A escola num futuro próximo

Diante do cenário que estamos todos enfrentando, chegou a hora de dar um significado novo para a educação. O educador tem que ser capaz de aprimorar o processo de aprendizagem do aluno.
Mas como? De que forma? Quais são os meios para isso?
Ele precisa buscar perspectivas diferentes para aumentar o repertório tanto em relação a um conteúdo mais significativo quanto em relação a criatividade para utilizar novas estratégias de ensino.
Está sendo necessário mudar o paradigma da educação nas escolas, porque além do processo presencial também deve haver uma complementação a distância. Não se pode desprezar as aulas presenciais por completo, porque além do papel educacional elas têm um papel importante no desenvolvimento socioemocional dos alunos, o que é indispensável para o equilíbrio completo do ser humano. O ensino presencial ainda vai ser necessário e um não substitui o outro.
O uso da tecnologia e do lúdico são elementos diferentes inseridos na aprendizagem à distância, que levam o aluno entender e aprender novos conteúdos. É preciso começar a perceber que a educação tem a ver mais com qualidade do que com quantidade. O conteúdo programático escolar terá que ser alterado buscando uma menor quantidade de informações para que os educadores consigam atuar de forma positiva nessa nova realidade. Pois se torna muito difícil concluir o conteúdo programático até então utilizado diante dessa nova realidade.
Tecnologia é tudo que você aplica para resolver um problema, não necessariamente digital. Ela atua como uma ferramenta para potencializar o aprendizado.
Os educadores devem enfrentar o desconhecido, porque para enfrentar o desconhecido é preciso adquirir conhecimento. Sendo assim, irão buscar, de forma positiva e criativa, a solução para esse desafio.

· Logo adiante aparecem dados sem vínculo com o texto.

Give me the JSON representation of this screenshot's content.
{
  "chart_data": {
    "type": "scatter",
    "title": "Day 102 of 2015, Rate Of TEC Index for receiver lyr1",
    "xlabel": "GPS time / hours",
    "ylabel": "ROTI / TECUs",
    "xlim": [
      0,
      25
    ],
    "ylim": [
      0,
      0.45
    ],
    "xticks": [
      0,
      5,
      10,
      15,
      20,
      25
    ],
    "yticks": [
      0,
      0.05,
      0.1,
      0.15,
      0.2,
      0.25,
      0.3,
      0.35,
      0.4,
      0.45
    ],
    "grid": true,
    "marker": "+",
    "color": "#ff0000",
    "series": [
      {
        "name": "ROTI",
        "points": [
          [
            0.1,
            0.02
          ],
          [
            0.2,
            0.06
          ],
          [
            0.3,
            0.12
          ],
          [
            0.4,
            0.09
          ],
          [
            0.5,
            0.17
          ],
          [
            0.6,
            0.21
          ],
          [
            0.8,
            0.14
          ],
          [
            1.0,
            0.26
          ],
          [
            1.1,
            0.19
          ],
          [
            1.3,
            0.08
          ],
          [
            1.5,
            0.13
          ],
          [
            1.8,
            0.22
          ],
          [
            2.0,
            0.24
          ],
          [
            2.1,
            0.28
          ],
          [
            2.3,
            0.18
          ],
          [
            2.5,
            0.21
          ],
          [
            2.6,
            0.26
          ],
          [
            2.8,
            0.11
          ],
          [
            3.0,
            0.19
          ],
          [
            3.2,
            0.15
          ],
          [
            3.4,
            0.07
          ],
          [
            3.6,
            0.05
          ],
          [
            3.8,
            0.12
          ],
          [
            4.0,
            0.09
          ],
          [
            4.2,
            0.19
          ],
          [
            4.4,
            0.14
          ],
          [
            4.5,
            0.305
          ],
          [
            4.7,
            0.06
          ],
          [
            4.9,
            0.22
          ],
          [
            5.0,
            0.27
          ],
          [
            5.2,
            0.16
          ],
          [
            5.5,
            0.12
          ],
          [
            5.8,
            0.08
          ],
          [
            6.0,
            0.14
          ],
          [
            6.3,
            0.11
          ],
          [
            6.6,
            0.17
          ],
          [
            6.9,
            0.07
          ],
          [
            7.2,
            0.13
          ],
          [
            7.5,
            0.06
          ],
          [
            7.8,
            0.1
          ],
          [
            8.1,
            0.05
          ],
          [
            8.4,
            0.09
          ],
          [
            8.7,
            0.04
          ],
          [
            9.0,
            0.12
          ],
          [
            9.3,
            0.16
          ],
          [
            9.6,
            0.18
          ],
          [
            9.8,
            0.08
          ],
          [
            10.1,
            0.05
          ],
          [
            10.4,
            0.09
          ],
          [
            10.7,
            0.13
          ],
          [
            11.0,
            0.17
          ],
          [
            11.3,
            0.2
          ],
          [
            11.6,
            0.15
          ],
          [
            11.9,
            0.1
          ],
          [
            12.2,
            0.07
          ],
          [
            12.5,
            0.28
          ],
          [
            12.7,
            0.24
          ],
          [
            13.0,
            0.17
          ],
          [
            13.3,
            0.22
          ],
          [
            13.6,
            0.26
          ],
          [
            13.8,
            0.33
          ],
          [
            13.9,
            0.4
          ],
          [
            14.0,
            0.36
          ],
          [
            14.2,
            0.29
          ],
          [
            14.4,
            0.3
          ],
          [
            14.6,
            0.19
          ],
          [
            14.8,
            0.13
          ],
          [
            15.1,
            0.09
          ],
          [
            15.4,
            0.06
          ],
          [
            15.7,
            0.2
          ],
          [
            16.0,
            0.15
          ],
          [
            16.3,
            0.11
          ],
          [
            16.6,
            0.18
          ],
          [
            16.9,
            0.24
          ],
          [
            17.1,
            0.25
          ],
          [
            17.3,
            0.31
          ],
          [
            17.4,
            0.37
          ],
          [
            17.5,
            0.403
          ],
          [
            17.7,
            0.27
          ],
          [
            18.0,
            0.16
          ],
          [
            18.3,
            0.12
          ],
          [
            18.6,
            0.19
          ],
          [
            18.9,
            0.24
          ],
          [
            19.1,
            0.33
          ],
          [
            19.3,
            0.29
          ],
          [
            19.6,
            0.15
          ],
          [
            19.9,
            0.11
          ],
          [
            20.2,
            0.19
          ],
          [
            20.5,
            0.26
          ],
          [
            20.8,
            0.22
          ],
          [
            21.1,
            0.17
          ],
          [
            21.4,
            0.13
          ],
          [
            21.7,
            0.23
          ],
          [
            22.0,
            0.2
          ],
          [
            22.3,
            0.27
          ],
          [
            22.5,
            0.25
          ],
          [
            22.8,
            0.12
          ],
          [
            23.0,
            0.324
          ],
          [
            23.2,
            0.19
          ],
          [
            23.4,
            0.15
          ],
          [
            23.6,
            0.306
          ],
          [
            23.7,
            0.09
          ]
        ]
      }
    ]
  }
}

O ideal é que os educadores trabalhem e busquem soluções em grupo. E nesse momento todos têm que agir com humildade, pois irão aprender muito com seus alunos também. É uma troca diária e importante.
O novo modelo de ensino vai ser desafiador e é preciso buscar metas factíveis em curto prazo e não pensar agora no longo prazo.
Vai ser preciso se reinventar, quebrar paradigmas, pensar no futuro com o objetivo de construir o presente de forma rápida.
Todos precisam se ajudar e estar cientes de que muita coisa mudou no mundo todo. O momento é de reflexão e de muito trabalho.